Research interview with Dennis Gillings
- 2014-Feb-20
Dennis Gillings was born in London, England near the end of World War II. His father was a wholesale fish merchant who fought in the D-Day invasion, while his mother was a homemaker and milliner. During his adolescence, Gillings attended the Coopers’ Company School. He received his bachelor’s degree in mathematics from the University of Exeter and then received his diploma in mathematical statistics from Cambridge University. Gillings returned to the University of Exeter for his PhD, where his thesis was on mathematical models in health services. In 1971, Gillings was hired by the University of North Carolina at Chapel Hill to be an assistant professor in biostatistics. After a road trip across the African continent, Gillings left England for the United States. At Chapel Hill, Gillings became the associate director of the campus’s health services research center. He was approached by the pharmaceutical company Hoechst-Roussel to help them introduce their anti-sulfonylurea to the United States. This inspired Gillings to create a program at Chapel Hill in which graduate students would be paid to assist him in his consulting work.

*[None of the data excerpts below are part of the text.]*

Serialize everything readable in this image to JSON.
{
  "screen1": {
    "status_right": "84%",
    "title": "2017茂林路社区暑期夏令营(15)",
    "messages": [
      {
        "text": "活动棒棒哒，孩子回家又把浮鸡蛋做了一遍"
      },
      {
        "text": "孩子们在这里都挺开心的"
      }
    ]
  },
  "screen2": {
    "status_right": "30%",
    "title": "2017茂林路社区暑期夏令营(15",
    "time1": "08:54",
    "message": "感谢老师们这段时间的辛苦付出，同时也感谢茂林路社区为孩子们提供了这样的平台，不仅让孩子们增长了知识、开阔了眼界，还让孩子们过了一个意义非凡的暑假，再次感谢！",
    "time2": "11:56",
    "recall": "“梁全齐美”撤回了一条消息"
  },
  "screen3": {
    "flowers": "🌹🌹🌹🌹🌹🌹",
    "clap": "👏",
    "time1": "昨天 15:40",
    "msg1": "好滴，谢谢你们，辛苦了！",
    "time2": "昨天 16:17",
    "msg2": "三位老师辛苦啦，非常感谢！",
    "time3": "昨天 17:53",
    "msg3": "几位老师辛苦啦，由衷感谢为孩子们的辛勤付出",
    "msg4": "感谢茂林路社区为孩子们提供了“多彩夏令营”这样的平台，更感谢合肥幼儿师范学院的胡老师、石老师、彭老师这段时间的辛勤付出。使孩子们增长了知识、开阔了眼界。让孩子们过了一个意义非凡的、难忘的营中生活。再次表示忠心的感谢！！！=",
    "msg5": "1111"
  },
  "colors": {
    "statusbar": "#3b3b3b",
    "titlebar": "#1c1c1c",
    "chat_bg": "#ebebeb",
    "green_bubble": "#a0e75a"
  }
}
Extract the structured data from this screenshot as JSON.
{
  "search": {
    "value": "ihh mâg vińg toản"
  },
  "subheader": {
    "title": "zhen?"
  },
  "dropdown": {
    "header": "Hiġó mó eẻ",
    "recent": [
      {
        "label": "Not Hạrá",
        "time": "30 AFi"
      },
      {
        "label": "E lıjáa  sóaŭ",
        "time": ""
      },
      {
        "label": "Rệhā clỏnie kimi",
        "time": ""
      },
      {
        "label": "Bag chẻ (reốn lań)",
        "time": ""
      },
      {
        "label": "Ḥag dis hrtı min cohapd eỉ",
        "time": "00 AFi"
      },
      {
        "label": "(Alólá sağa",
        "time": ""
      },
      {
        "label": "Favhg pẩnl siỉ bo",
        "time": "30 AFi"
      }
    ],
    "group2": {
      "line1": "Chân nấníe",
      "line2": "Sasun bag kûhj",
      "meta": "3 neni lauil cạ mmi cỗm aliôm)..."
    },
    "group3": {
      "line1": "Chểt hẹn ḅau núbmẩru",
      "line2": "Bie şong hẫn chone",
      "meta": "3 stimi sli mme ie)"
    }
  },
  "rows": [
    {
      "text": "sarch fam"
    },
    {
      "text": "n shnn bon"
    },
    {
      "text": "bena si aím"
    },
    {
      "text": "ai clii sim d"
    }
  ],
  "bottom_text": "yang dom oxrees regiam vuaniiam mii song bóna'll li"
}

Gillings continued his consulting work alongside his professorship until 1988, when he left Chapel Hill to form his own clinical research company, Quintiles. The company’s focus was primarily on analysis and data management, eventually expanding across the United States and then to Europe in 1993. Gillings took Quintiles public in 1994, after which Pamela Kirby replaced Gillings as the CEO. After economic issues, though, Gillings returned as CEO and privatized the company again. Quintiles continued to grow, seeing its revenue grow three times and its profits five times when the company went public again in February 2013. Gillings’s work and service to the pharmaceutical industry was honored in 2004 when he was appointed Commander of the Order of the British Empire.